After helping people deliver more than 30,000 items in Chicago over the past year, Dolly is raising more investment money and launching in its home city of Seattle.

The company today announced a $8 million Series A round led by Maveron, with participation from KGC Capital, executive Jeff Wilke, and other angel investors. Total funding is now $9.7 million to date.


Founded last year and led by former Wetpaint executive Mike Howell, Dolly is like an “Uber for deliveries” that connects smartphone owners needing to move big, bulky items with vetted contractors who have large enough trucks to do the job.

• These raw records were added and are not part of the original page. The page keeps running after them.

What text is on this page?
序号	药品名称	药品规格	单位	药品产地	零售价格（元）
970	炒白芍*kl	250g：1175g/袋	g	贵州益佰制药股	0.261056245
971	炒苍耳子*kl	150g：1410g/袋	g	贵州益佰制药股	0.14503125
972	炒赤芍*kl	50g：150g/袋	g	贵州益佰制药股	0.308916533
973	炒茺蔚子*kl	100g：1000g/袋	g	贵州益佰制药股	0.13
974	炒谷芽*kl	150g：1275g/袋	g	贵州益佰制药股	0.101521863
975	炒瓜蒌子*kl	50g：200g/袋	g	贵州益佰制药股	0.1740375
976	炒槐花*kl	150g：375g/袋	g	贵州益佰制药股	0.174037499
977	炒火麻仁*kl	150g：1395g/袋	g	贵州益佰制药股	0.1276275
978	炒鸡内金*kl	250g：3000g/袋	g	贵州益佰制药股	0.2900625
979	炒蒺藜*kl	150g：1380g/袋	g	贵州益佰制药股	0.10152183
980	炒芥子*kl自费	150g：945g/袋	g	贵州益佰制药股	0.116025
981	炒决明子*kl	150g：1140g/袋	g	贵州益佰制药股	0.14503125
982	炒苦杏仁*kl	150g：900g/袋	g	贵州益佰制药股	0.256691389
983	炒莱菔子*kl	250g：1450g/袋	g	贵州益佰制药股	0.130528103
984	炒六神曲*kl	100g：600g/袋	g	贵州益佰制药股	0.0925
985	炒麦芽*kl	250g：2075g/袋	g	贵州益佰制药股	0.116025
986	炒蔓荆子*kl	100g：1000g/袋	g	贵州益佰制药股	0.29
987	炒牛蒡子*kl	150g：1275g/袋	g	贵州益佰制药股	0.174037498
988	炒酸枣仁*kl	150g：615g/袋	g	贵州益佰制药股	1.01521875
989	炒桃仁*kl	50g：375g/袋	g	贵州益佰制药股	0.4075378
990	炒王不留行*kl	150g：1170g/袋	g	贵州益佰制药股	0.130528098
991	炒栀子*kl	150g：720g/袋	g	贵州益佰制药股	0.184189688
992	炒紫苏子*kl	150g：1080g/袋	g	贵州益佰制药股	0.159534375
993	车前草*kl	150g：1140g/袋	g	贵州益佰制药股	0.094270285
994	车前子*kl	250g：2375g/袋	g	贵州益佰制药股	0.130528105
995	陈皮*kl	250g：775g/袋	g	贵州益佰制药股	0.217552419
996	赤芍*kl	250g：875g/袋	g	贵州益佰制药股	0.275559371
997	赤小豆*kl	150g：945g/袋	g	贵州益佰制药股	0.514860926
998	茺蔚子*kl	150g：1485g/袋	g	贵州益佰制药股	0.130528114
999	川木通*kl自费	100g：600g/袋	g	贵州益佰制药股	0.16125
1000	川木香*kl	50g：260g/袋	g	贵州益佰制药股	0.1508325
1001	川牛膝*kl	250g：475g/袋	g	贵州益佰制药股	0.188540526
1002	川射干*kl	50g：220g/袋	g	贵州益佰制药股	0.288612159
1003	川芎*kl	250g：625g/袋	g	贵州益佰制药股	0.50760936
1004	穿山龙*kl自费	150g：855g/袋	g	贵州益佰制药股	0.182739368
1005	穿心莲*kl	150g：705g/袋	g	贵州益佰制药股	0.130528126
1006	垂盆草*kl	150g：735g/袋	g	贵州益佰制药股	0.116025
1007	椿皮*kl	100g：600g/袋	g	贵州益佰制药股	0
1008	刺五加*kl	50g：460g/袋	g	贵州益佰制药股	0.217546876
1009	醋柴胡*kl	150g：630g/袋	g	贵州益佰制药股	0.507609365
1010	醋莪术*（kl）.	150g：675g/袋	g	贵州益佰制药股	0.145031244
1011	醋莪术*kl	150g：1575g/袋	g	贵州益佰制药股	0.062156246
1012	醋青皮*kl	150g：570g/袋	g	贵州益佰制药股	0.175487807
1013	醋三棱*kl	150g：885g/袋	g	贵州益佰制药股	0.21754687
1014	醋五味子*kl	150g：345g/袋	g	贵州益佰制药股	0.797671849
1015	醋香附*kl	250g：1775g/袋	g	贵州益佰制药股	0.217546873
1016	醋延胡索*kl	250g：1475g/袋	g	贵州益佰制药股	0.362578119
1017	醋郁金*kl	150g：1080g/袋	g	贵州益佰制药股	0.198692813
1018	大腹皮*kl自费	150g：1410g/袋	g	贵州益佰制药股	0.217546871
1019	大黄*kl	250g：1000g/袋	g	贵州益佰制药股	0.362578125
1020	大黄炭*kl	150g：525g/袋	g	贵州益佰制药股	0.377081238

Those with something to move can use Dolly’s app to answer questions about their items, connect with a driver, and get a price. The user can then set up a 30-minute pickup window and track their delivery with real-time GPS. Price is determined by distance, item count, and specific details about an item(s), while payment is done through the app.

Drivers, also called Dolly’s “Helpers,” are required to go through a seven-step onboarding program that includes background checks, insurance verification, and training. Each delivery is insured with a multi-million dollar policy, while customers can use the app to contact their mover or Dolly’s support line for help.

“We want our customers to think of Dolly as their friend with a truck — we can help anytime you need a truck and some muscle,” Howell said.

Michael Howell
Michael Howell

Howell added that traditional, local movers aren’t known for their convenience, pricing, or customer service, while Dolly prides itself on all three aspects.

“Dolly already has created the best consumer experience that we’ve seen in the category, and it has one of the highest customer satisfaction scores (NPS) we have ever seen in a young company,” Jason Stoffer, partner at Maveron, said in a statement.

Dolly started in Chicago last year after Howell, Jason Norris, Kelby Hawn and Chad Wittman launched the company there. It has worked with hundreds of customers and partnered with more than 40 retail, storage, housing and donation organizations, including Crate & Barrel, to help deliver large items.

The 11-person company re-located to Seattle earlier this year and today officially launched its service in the region for the first time. It will compete with a number of similar startups all based in the Seattle area, including Ghostruck, which just expanded nationwide, Wagon, which launched last year, and Fleetzen, another “Uber for deliveries” startup founded by two former Microsoft employees.

Dolly plans on expanding to 20 markets by the end of 2016.